08.03.2024  |  GlobeNewswire

CALGARY, March 07, 2024 - Pan American Energy Corp. (the "Company" or "Pan American") (CSE: PNRG) (OTCQB: PAANF) (FRA: SS60) is pleased to announce that it has closed the first tranche (the "First Tranche") of its previously announced non-brokered private placement financing (the "Private Placement") for gross proceeds to the Company of C$898,749.88.

Pursuant to the First Tranche, the Company issued 1,892,105 units of the Company at a price of $0.475 per unit (each, a "Unit"), with each Unit comprised of one common share of the Company (each, a "Share") and one Share purchase warrant of the Company entitling the holder to acquire one Share (each, a "Warrant Share") at a price of C$0.55 until March 7, 2026.

The Company intends to use the net proceeds of the Private Placement for general and administrative expenditures and to fund expenditures with respect to the Company's Horizon Lithium Property.

In accordance with National Instrument 45-106 - Prospectus Exemptions ("NI 45-106"), the Units that were issued pursuant to the First Tranche have been, and the Units which may subsequently be issued under the Private Placement are, offered for sale to purchasers resident in all of the provinces of Canada (except Quebec) pursuant to the listed issuer financing exemption under Part 5A.2 of NI 45-106 (the "LIFE Exemption"). Because the Private Placement is being completed pursuant to the LIFE Exemption, the securities issued to subscribers in the Private Placement are not subject to mandatory resale restrictions in accordance with applicable Canadian securities laws.
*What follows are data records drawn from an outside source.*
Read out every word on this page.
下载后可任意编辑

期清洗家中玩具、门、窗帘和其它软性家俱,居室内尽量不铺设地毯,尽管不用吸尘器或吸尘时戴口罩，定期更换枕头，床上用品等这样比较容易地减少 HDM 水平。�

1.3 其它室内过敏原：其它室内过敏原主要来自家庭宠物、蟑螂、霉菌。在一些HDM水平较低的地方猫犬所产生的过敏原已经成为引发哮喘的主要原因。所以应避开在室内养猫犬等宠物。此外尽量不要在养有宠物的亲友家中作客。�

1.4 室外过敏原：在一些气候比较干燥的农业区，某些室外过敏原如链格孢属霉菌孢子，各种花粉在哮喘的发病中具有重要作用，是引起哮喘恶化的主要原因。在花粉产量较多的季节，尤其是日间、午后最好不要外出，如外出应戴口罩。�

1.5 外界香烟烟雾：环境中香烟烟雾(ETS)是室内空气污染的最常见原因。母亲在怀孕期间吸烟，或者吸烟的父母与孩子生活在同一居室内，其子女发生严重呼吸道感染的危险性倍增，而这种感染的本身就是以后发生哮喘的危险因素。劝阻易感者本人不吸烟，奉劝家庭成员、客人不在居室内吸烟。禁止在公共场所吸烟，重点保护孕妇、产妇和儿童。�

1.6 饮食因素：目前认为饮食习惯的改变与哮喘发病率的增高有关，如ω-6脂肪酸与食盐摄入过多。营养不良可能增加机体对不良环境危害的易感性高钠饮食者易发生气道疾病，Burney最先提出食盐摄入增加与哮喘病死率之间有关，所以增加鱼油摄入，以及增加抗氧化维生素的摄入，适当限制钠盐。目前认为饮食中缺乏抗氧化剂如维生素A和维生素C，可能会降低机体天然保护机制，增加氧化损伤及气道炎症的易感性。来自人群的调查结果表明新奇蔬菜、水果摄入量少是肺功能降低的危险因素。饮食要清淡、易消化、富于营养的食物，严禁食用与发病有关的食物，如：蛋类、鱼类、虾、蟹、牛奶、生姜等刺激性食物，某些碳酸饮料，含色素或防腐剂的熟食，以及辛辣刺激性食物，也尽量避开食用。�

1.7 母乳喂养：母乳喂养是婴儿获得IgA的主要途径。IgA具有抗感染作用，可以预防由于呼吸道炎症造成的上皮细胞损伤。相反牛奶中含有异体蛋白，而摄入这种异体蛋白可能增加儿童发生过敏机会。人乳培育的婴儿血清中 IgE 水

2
There is an offering document dated February 13th, 2024 related to the Private Placement that can be accessed under the Company's profile at www.sedarplus.ca and on the Company's website at www.panam-energy.com. This offering document contains additional detail regarding the Private Placement, including additional detail regarding the expected use of proceeds from the Private Placement. Prospective investors should read this offering document before making an investment decision.

The securities described herein have not been and will not be registered under the United States Securities Act of 1933, as amended, or any U.S. state securities laws, and may not be offered or sold in the United States absent registration or available exemptions from such registration requirements. This press release does not constitute an offer to sell or a solicitation of an offer to buy any securities in the United States, or in any jurisdiction in which such offer, solicitation or sale would be unlawful.
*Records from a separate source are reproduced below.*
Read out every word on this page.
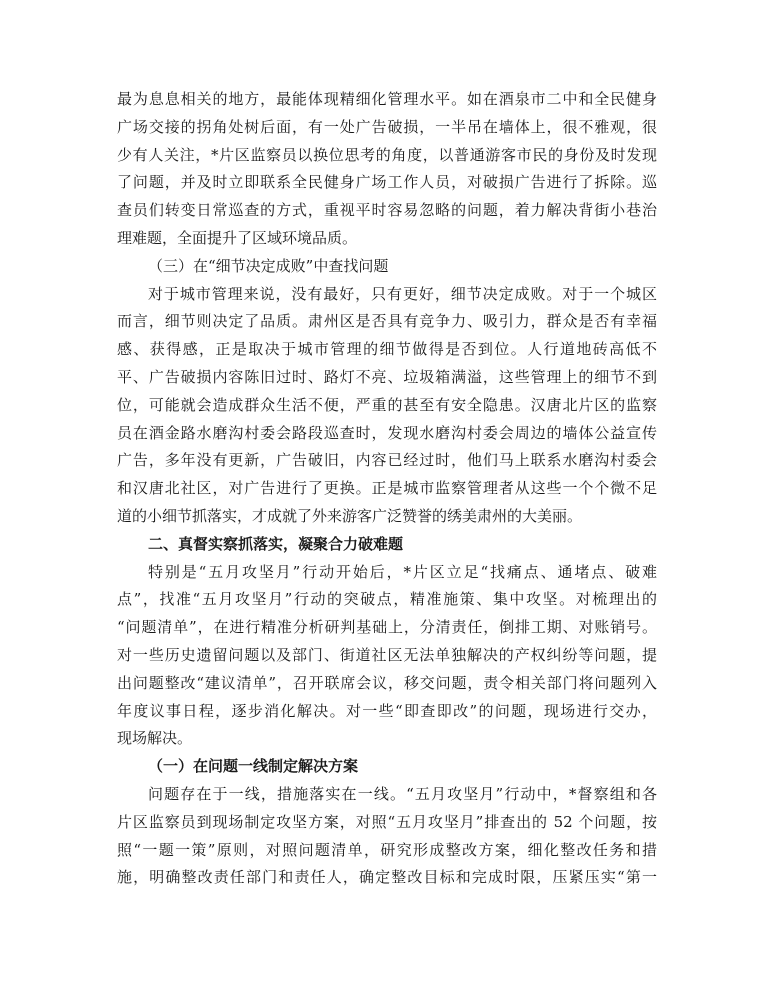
最为息息相关的地方，最能体现精细化管理水平。如在酒泉市二中和全民健身
广场交接的拐角处树后面，有一处广告破损，一半吊在墙体上，很不雅观，很
少有人关注，*片区监察员以换位思考的角度，以普通游客市民的身份及时发现
了问题，并及时立即联系全民健身广场工作人员，对破损广告进行了拆除。巡
查员们转变日常巡查的方式，重视平时容易忽略的问题，着力解决背街小巷治
理难题，全面提升了区域环境品质。
（三）在“细节决定成败”中查找问题
对于城市管理来说，没有最好，只有更好，细节决定成败。对于一个城区
而言，细节则决定了品质。肃州区是否具有竞争力、吸引力，群众是否有幸福
感、获得感，正是取决于城市管理的细节做得是否到位。人行道地砖高低不
平、广告破损内容陈旧过时、路灯不亮、垃圾箱满溢，这些管理上的细节不到
位，可能就会造成群众生活不便，严重的甚至有安全隐患。汉唐北片区的监察
员在酒金路水磨沟村委会路段巡查时，发现水磨沟村委会周边的墙体公益宣传
广告，多年没有更新，广告破旧，内容已经过时，他们马上联系水磨沟村委会
和汉唐北社区，对广告进行了更换。正是城市监察管理者从这些一个个微不足
道的小细节抓落实，才成就了外来游客广泛赞誉的绣美肃州的大美丽。
二、真督实察抓落实，凝聚合力破难题
特别是“五月攻坚月”行动开始后，*片区立足“找痛点、通堵点、破难
点”，找准“五月攻坚月”行动的突破点，精准施策、集中攻坚。对梳理出的
“问题清单”，在进行精准分析研判基础上，分清责任，倒排工期、对账销号。
对一些历史遗留问题以及部门、街道社区无法单独解决的产权纠纷等问题，提
出问题整改“建议清单”，召开联席会议，移交问题，责令相关部门将问题列入
年度议事日程，逐步消化解决。对一些“即查即改”的问题，现场进行交办，
现场解决。
（一）在问题一线制定解决方案
问题存在于一线，措施落实在一线。“五月攻坚月”行动中，*督察组和各
片区监察员到现场制定攻坚方案，对照“五月攻坚月”排查出的 52 个问题，按
照“一题一策”原则，对照问题清单，研究形成整改方案，细化整改任务和措
施，明确整改责任部门和责任人，确定整改目标和完成时限，压紧压实“第一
About Pan American Energy Corp.

Pan American Energy Corp. (CSE: PNRG) (OTCQB: PAANF) (FSE: SS60) is an exploration stage company engaged principally in the acquisition, exploration and development of mineral properties containing battery metals in North America.

The Company executed an option agreement in Canada with Magabra Resources, providing for the right to acquire up to a 90% interest in the drill-ready Big Mack Lithium Project, 80 km north of Kenora, Ontario. The Company has also entered a property option agreement with Horizon Lithium LLC providing for the right to acquire a 100% interest in the Horizon Lithium Project, located within Esmeralda County - Tonopah Lithium Belt, Nevada, USA.

To register for investor updates, please visit https://panam-energy.com.

On Behalf of the Board of Directors
Jason Latkowcer
CEO & Director

Contact
Phone : (587) 885-5970
Email: info@panam-energy.com

Forward-Looking Statements

Certain statements contained in this press release constitute forward-looking information. These statements relate to future events or future performance. The use of any of the words "could", "intend", "expect", "believe", "will", "projected", "estimated" and similar expressions and statements relating to matters that are not historical facts are intended to identify forward-looking information and are based on the Company's current belief or assumptions as to the outcome and timing of such future events.

In particular, this press release contains forward-looking information relating to, among other things, the Private Placement, including the total proceeds to be raised from the Private Placement and the proposed use of proceeds from the Private Placement. Various assumptions or factors are typically applied in drawing conclusions or making the forecasts or projections set out in forward-looking information, including the assumption that the Company will close the Second Tranche of the Private Placement, that the Company will raise the anticipated amount of gross proceeds from the Private Placement and that the Company will use the proceeds of the Offering as currently anticipated. Those assumptions and factors are based on information currently available to the Company. Although such statements are based on reasonable assumptions of the Company's management, there can be no assurance that any conclusions or forecasts will prove to be accurate.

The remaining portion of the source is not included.